Was she supposed to want more? Should she crave adventure and legend in the way so many members of her family did? Did she need to make her mark on history? Was sitting still something she was averse to or did she just keep moving because everyone else did? What did she need to make herself happy, and was being happy what was most important to her?
Mila's scent, embers and eucalyptus, reached Mary before her footfalls. Mary remained silent and still, watching the waves, as Mila joined her. She stood at Mary's back for a moment, her fingertips gently brushing Mary's shoulder blades.
"It's not the end of it," Mila said.
Mary blinked up at her.
Mila sat down next to Mary, folding her legs under her. She was still dressed like a man, her legs made very long by her pants, her head tilted as she examined Mary.
They were fifteen the first time she'd looked at Mary like that. Mary had never been able to unsee that look.

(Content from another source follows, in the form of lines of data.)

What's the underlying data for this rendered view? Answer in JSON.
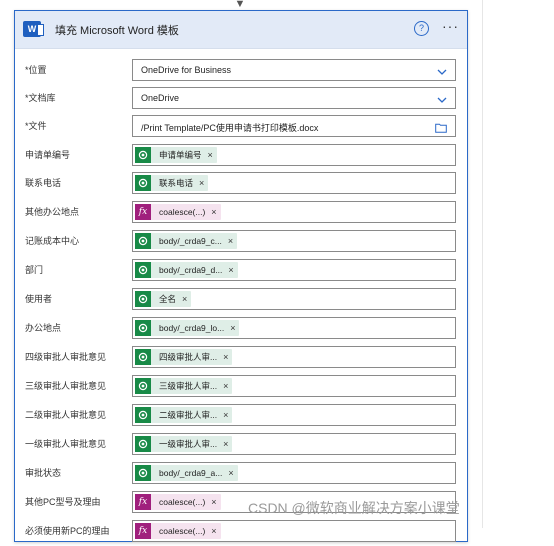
{
  "header": {
    "title": "填充 Microsoft Word 模板"
  },
  "fields": [
    {
      "label": "位置",
      "required": true,
      "kind": "dropdown",
      "value": "OneDrive for Business"
    },
    {
      "label": "文档库",
      "required": true,
      "kind": "dropdown",
      "value": "OneDrive"
    },
    {
      "label": "文件",
      "required": true,
      "kind": "file",
      "value": "/Print Template/PC使用申请书打印模板.docx"
    },
    {
      "label": "申请单编号",
      "required": false,
      "kind": "token",
      "token_type": "dynamic",
      "token": "申请单编号"
    },
    {
      "label": "联系电话",
      "required": false,
      "kind": "token",
      "token_type": "dynamic",
      "token": "联系电话"
    },
    {
      "label": "其他办公地点",
      "required": false,
      "kind": "token",
      "token_type": "expression",
      "token": "coalesce(...)"
    },
    {
      "label": "记账成本中心",
      "required": false,
      "kind": "token",
      "token_type": "dynamic",
      "token": "body/_crda9_c..."
    },
    {
      "label": "部门",
      "required": false,
      "kind": "token",
      "token_type": "dynamic",
      "token": "body/_crda9_d..."
    },
    {
      "label": "使用者",
      "required": false,
      "kind": "token",
      "token_type": "dynamic",
      "token": "全名"
    },
    {
      "label": "办公地点",
      "required": false,
      "kind": "token",
      "token_type": "dynamic",
      "token": "body/_crda9_lo..."
    },
    {
      "label": "四级审批人审批意见",
      "required": false,
      "kind": "token",
      "token_type": "dynamic",
      "token": "四级审批人审..."
    },
    {
      "label": "三级审批人审批意见",
      "required": false,
      "kind": "token",
      "token_type": "dynamic",
      "token": "三级审批人审..."
    },
    {
      "label": "二级审批人审批意见",
      "required": false,
      "kind": "token",
      "token_type": "dynamic",
      "token": "二级审批人审..."
    },
    {
      "label": "一级审批人审批意见",
      "required": false,
      "kind": "token",
      "token_type": "dynamic",
      "token": "一级审批人审..."
    },
    {
      "label": "审批状态",
      "required": false,
      "kind": "token",
      "token_type": "dynamic",
      "token": "body/_crda9_a..."
    },
    {
      "label": "其他PC型号及理由",
      "required": false,
      "kind": "token",
      "token_type": "expression",
      "token": "coalesce(...)"
    },
    {
      "label": "必须使用新PC的理由",
      "required": false,
      "kind": "token",
      "token_type": "expression",
      "token": "coalesce(...)"
    }
  ],
  "token_remove_glyph": "×",
  "required_marker": "*",
  "fx_glyph": "fx",
  "watermark": "CSDN @微软商业解决方案小课堂",
  "colors": {
    "accent": "#2b69c8",
    "dataverse_token": "#188a47",
    "expression_token": "#a0207d"
  },
  "icons": {
    "app": "word-icon",
    "help": "help-icon",
    "more": "more-icon",
    "dropdown": "chevron-down-icon",
    "file_picker": "folder-icon",
    "dynamic_token": "dataverse-icon",
    "expression_token": "fx-icon"
  }
}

"Everyone who thinks you are your mother doesn't realize the necessity of your good imitation," Mila said.
Marion rested her cheek on her knees, looking up at Mila. Mila tucked her hair behind her ears. It was getting long again, brushing her shoulders. "It is ridiculous of people to assume you are Aelin," Mila said. "People do not replicate."
"They like to assume I'm hers. Not that I am her."
"I don't think that's strictly true, dear. You have two gifts in your favour here-your uncanny imitation of your mother, and your instinct for when someone will believe you have no personality of your own. An instinct that only works when the person in question knows your mother. Rolfe believes you to be Aelin's imitation-twenty year old Aelin, no less. Which means he has absolutely no concept of your ability to be kind, and soft, and quietly clever. He'll always expect you to come blazing in the front door, not slipping in through the back one."
"You're brilliant," Mary said softly.
"I know," Mila said, half a smile.
Mary set her gaze on the ocean. "I don't know who the person in between the imitations is. I'm a mirror to everyone, Mila. I reflect them."
"I know who you are," Mila said. "And I would fall in love with her over and over again.
"I love you, Mila Westfall," Mary said.
"I would follow you across any sea," Mila said. "Because you followed me across mine. If nothing else-you are the girl who followed me."
That was someone Mary would always be.